Just Ask A Bookkeeper What They Can Do For Your Company

By Ida Dorsey


Quite often when one hears the word 'bookkeeper', they automatically think 'accountant.' However, the job of a bookkeeper differs in scope in comparison to that of an accountant. There are many functions that they can perform, usually at a lower rate than that of a CPA. If you are unsure what they can do and not do, just ask a bookkeeper.

The accounting cycle has several specific steps that are undertaken by bookkeepers and accountants during the accounting period. This is usually a month, but can be longer in some companies. The IRS prefers that companies use the accrual method, but cash and hybrid methods are also acceptable. The cash method usually violates the rule of matching, which is one of the generally accepted accounting principles. In order to change you accounting method, you must put in writing the reasons behind the change and submit it to the IRS.

There are drawbacks to both methods, cash and accrual, but the general consensus is that accrual is a more accurate method. However, the accrual method can be misleading without accompanying statements such as the statement of cash flows. A business can be profitable under the accrual method but not have enough money in the bank to pay the bills. It is important for anyone who owns a company or manages one to know what the financial statements are really saying.

A bookkeeper often performs just the first few steps in the accounting cycle. The remainder of the steps are undertaken by the accountant. This is not necessarily true for smaller companies. Accounting software has made it fairly easy for the layman to organize transactions, create financial statements, and issue invoices or balance the bank account. However, those without some business knowledge should still leave this to the professionals.

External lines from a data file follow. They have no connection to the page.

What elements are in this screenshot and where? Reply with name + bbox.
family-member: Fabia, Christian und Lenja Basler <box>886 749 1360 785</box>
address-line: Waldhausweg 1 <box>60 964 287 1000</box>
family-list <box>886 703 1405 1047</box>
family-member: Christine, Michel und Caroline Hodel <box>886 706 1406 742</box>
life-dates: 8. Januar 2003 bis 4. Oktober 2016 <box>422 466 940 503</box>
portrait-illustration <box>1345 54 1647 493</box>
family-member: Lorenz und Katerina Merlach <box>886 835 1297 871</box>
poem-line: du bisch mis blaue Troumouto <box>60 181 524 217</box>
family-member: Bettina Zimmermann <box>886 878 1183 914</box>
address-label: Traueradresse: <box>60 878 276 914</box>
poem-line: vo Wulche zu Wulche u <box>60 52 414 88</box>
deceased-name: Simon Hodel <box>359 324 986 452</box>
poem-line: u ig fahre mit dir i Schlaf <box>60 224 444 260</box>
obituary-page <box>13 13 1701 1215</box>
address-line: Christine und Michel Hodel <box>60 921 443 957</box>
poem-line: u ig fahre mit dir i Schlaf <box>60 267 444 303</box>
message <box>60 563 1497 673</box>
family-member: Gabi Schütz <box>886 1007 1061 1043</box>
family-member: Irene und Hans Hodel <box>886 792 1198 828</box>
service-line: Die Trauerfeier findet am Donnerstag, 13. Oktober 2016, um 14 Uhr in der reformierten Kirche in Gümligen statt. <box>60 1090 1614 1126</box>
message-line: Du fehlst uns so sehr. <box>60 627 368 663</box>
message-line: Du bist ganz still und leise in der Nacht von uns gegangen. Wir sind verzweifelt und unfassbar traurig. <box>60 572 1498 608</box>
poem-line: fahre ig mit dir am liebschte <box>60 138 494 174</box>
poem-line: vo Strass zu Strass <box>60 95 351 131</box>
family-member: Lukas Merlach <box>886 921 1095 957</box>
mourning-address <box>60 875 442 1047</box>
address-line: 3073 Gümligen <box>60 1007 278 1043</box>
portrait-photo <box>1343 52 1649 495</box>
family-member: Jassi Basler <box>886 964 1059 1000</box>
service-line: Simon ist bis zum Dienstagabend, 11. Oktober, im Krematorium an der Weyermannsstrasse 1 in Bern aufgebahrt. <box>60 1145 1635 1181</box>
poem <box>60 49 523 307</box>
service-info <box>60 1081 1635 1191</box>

To begin, all business transactions must be analyzed. What accounts they affect should be determined. A transaction usually consists of some exchanged of money for a product, a service, or something the company needs, such as electricity. Once analyzed, the transactions are recorded in the general journal or a special journal, such as cash receipts. Then these amounts are posted to the general ledger, or one of many subsidiary ledgers. The remainder of the cycle involves creating a worksheet, a trial balance, and the financial statements. This is often handle by the accountant or CPA. The financials must also be analyzed and this information must be communicated to management and other stakeholders.

Bookkeepers can have other duties in the company. The might be responsible for reconciling the bank statement, billing customers, and paying invoices. They could keep track of the petty cash fund, make deposits, or even cut payroll checks. They may be responsible for compiling a budget based on past expenditures.

They may also run the office, and purchase supplies and equipment. They keep track of inventory and replenish items that are needed. They often may be authorized to buy computers, printers, adding machines, and other small equipment that an office could not do without.

Often bookkeepers have a lower level of education than a CPA or accountant, they can also get hired just based on business acumen or experience. They must be familiar with GAAP, which stands for generally accepted accounting principles. They must be very organized and pay close attention to details. A good bookkeeper equals a good business.